User-Friendly Interface: Since our initial inspiration for the project was to solve problems we had encountered firsthand, we're proud of how user-friendly and intuitive the final interface was.

What we learned

Deployment: We learned plenty about the VS Code extensions marketplace, including how to deploy, maintain, and push seamless updates for the extensions.
Vector Databases: We learned how to use vector databases like Astra DB for vector embeddings and Retrieval-Augmented Generation (RAG). We also learned how to generate vector embeddings locally using @xenova/transformers to feed LLMs exact context to prevent hallucination.
Infrastructure Scaling: Building an AI project heavily reliant on external APIs taught us important lessons on how to handle API rate limits, scale infrastructure, and optimize our token usage to ensure the extension continues working.

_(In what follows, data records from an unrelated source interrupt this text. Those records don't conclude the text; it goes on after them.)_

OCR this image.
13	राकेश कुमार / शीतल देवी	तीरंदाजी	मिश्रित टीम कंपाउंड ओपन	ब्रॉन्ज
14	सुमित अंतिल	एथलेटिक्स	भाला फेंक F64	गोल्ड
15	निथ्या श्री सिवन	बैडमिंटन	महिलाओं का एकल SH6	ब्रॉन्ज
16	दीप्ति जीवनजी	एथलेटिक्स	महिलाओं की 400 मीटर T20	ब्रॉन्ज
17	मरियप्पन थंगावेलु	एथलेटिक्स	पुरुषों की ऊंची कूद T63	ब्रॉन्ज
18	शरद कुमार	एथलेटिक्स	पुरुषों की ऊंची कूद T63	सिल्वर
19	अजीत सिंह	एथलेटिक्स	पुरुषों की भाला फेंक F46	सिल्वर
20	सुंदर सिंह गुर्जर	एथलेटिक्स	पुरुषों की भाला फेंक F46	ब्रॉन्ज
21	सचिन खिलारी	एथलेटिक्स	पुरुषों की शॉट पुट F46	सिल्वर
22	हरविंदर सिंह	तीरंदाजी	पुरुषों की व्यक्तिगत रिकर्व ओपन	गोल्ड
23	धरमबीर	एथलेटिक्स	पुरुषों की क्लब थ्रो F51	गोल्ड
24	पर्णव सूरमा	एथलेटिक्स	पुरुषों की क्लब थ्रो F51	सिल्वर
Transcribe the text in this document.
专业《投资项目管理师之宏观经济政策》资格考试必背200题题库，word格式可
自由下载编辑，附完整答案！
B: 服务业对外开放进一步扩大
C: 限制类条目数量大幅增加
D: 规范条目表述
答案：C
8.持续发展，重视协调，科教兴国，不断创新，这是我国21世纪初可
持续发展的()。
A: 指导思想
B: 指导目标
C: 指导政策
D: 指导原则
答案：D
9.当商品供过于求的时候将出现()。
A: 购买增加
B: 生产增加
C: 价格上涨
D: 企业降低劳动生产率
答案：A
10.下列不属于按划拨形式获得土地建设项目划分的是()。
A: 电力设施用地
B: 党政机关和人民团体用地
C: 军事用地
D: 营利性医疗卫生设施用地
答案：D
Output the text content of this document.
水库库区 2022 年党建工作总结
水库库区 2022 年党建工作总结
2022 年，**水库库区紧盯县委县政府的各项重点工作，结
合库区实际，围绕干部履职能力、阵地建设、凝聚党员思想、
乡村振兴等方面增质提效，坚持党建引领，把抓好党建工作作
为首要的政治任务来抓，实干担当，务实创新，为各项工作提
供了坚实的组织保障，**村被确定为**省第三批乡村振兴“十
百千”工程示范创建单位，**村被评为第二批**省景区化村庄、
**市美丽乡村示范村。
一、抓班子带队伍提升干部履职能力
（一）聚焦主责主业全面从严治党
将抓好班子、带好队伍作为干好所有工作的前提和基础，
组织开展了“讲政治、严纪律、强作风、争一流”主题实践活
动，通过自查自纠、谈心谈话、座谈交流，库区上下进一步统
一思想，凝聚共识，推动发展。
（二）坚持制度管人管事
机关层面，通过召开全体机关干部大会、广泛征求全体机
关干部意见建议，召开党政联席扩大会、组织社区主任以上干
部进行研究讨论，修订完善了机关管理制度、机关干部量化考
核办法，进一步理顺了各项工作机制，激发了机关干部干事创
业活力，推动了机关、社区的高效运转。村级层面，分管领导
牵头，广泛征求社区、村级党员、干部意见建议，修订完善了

What's next for Annotate.ai

Customization: We plan to implement a robust configuration system that allows users to define custom prompts, enforce specific output rules, and change the tone and verbosity of generated text.
Intelligent Routing: Annotate.ai currently relies on a single model for all operations. We plan to implement an intelligent routing system that selects the most appropriate AI model based on the specific task. For trivial actions like generating a short inline comment, we can utilize a smaller model whereas for complex files and reviews, we can use more powerful reasoning models. This will optimize both computation power and API costs relative to the complexity of the problem.
Optimization: Our current extension is roughly 250MB, primarily due to bundling @xenova/transformers and its associated models. We want to explore strategies to optimize the storage in the future, such as by using smaller, more specialized models.